По вечерам в «Тесписе», «самом уютном однокомнатном театре в мире» шли написанные им самим пьесы, он был сценаристом, директором, режиссёром, осветителем и барменом в одном лице.
В театральном кружке, состоящем всего из двух человек, он придумал мне роль: я изображала сестру Эгмонта. У Эгмонта не должно было быть сестры, но зато я тоже смогла постоять на сцене, с глупым пафосом прижимая к груди худосочного Оливера из параллельного класса. «Потому что на сцене и в искусстве надо делать все чуть больше, чуть сильнее, чем в жизни, понимаешь?»
«Он вообще ведь был очень… ну, своеобразным человеком. Два раза заводил роман с ученицами. Со второй у них ещё были близнецы, тоже у нас учились, их вся школа знала, да неужто не помнишь?»
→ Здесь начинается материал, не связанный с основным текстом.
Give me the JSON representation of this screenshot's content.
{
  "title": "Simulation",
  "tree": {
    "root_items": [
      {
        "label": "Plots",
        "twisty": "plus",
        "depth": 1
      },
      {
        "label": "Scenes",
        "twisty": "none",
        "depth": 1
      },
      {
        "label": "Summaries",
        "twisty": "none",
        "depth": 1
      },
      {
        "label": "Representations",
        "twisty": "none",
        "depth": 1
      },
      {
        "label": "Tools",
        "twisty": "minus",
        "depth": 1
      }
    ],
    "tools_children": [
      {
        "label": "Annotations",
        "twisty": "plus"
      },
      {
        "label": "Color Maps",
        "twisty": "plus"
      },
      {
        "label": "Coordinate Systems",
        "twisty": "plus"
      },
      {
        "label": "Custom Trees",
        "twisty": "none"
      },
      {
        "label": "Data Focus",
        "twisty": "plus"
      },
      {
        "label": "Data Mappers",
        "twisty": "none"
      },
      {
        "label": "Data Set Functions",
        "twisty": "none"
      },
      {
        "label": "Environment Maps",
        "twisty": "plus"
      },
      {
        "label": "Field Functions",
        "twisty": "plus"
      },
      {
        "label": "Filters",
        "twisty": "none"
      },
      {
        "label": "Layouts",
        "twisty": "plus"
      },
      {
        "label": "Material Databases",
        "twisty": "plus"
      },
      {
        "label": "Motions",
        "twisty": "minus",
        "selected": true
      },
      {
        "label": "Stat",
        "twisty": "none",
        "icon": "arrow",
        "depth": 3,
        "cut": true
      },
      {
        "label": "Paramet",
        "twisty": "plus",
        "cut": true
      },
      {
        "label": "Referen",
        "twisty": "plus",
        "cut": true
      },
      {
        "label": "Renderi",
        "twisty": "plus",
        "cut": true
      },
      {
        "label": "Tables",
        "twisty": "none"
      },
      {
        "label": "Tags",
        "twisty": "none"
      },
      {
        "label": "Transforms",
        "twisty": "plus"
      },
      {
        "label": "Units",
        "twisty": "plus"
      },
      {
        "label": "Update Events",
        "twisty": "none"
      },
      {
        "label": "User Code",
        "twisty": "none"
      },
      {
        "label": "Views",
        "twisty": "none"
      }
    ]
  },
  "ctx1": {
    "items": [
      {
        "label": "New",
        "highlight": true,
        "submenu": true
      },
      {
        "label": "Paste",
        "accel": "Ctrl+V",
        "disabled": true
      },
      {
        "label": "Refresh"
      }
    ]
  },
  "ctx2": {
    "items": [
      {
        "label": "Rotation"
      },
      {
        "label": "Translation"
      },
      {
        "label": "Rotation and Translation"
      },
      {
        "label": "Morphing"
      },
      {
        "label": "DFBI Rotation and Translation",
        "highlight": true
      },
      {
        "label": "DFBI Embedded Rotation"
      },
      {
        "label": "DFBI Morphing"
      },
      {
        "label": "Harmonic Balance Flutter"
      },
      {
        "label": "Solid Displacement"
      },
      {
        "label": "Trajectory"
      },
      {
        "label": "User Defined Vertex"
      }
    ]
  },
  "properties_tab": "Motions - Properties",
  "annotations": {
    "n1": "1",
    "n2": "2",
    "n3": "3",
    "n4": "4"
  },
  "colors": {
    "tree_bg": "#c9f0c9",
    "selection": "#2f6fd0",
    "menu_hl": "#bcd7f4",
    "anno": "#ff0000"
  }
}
Понятно, художник и мать-героиня. Да, наверное, он был такой — невыносимый в быту, может быть, разочарованный и уставший от нас, от коллег, от себя, карикатурно «богемный», — ну и что? Зато самоирония, и необщие слова, и Микеланджело, опять же, на лесах.
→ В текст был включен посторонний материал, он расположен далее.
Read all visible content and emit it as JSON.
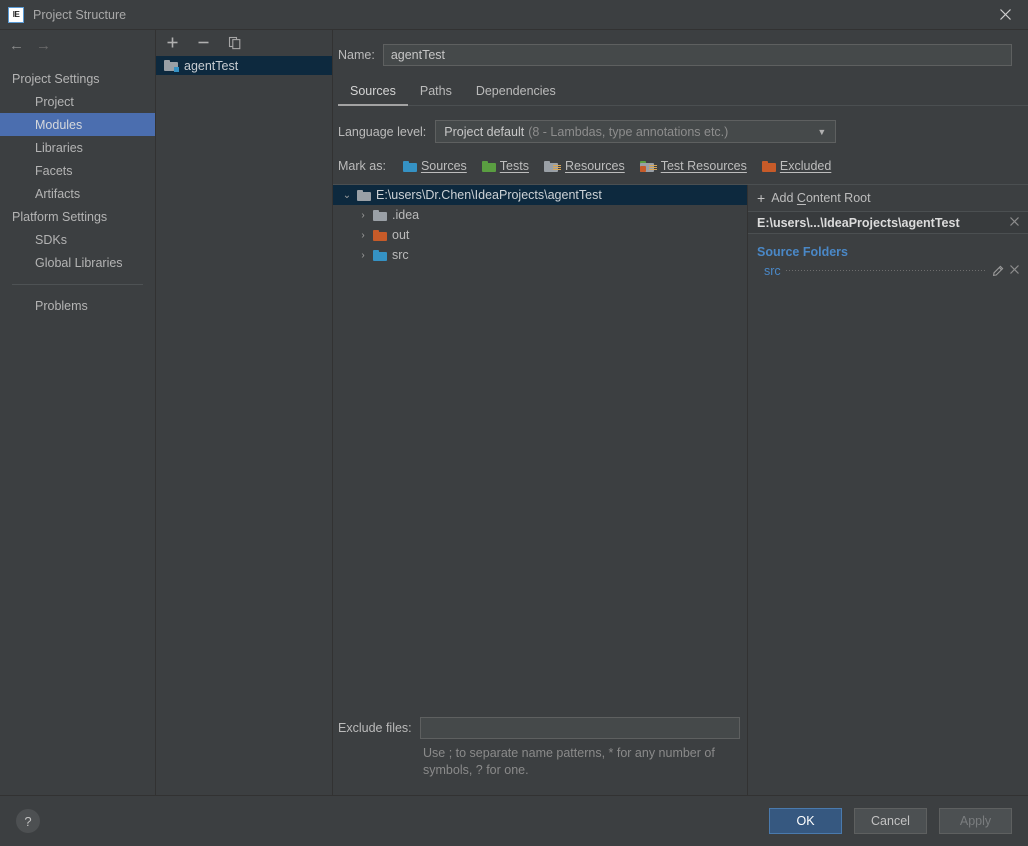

«Он не был моим любимым эээ…. педагогом, но зато я знала, что всегда могу положиться на него в случае таких «трудных» девочек. Ну, таких, знаешь… тоже все в чёрном… готических. Он их увлекал театром, и я знала: они уж как-нибудь справятся со своими проблемами. А по утрам встречать его в коридоре было одно удовольствие, всегда был приветлив, улыбался. Хотя, конечно, сам себя угробил, кофе-сигареты, да и пил, руки тряслись…»
Может и угробил, но мне надо с ним серьёзно поговорить. И можно, конечно, отнести на кладбище мёрзлые тюльпаны, но там скучно, как на голландских пейзажах, где морской и холодный свет, тусклый и зимний, с парусниками на ветру, а «у бедного Икарушки только ножки торчат из зелёной холодной воды», — нет, там делать нечего.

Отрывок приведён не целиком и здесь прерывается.